一般の会社は徒弟制度で成り立っているわけではありませんが、職場に入ってきた新人(年齢、経験にかかわらず)は「正統的周辺参加」者です。たとえば、新たな参加者(新人)が先輩の下に付いてOJT(On the Job Training)を受けるとします。新人が学ぶ様々な知識や仕事の進め方は、その職場が置かれた状況やコンテクストの中で生み出されたものです。それは、先輩個人の持ち物ではありません。職場内外でのやり取りの中で「社会的に」獲得されたものです。

さて、生産性にかかわるテーマにわざわざ「正統的周辺参加」論を持ち出した理由を説明します。昨今、生産性向上が求められていますが、それについては2つの議論があります。「生産性=仕事の成果÷投入する労力」とすれば、(1)生産性を上げるためには投入する労力(たとえば時間)を少なくせよという「効率重視」と、(2)仕事の成果(品質、価値)を高めよという「価値重視」です。

会社のような組織においては、1人だけで完結できる仕事はほとんどありません。仕事には「前」と「後」があります。「前」の工程を行う人から仕事が渡され、「後」の工程を受け持つ人へと渡されていきます。このように仕事は「パスワーク」で進みます。ですから、個人の仕事の「効率重視」には限界があります。

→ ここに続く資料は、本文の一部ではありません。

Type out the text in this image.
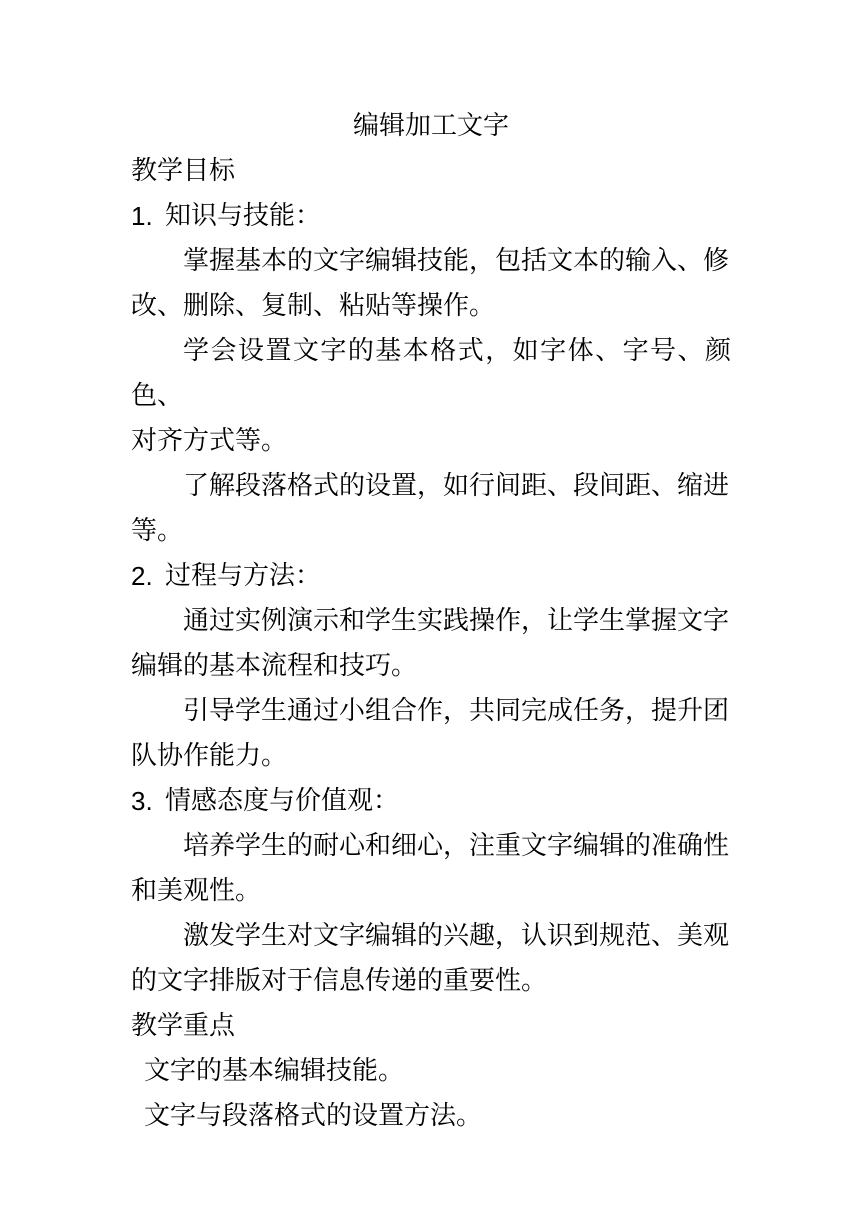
编辑加工文字
教学目标
1. 知识与技能：

掌握基本的文字编辑技能，包括文本的输入、修
改、删除、复制、粘贴等操作。

学会设置文字的基本格式，如字体、字号、颜色、
对齐方式等。

了解段落格式的设置，如行间距、段间距、缩进
等。

2. 过程与方法：

通过实例演示和学生实践操作，让学生掌握文字
编辑的基本流程和技巧。

引导学生通过小组合作，共同完成任务，提升团
队协作能力。

3. 情感态度与价值观：

培养学生的耐心和细心，注重文字编辑的准确性
和美观性。

激发学生对文字编辑的兴趣，认识到规范、美观
的文字排版对于信息传递的重要性。

教学重点

文字的基本编辑技能。

文字与段落格式的设置方法。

また、仕事の成果(品質、価値)を高めようとすれば、職場や会社全体でしっかりと話し合う必要があります。

いずれにしても組織全体で生産性を上げようとすれば、メンバーが「正統的周辺参加」という学習のプロセスを経て「社会的に」に知識やノウハウを獲得するしかありません。

すでに学ぶ必要のない優秀な人材だけを集めた「オールスターチームであれば話は別ですが、「普通の」会社はそうではないはずです。

生産性向上の議論の前に、ご自身の職場や会社が「学習する組織」になっているか今一度点検してしみてはいかがでしょうか。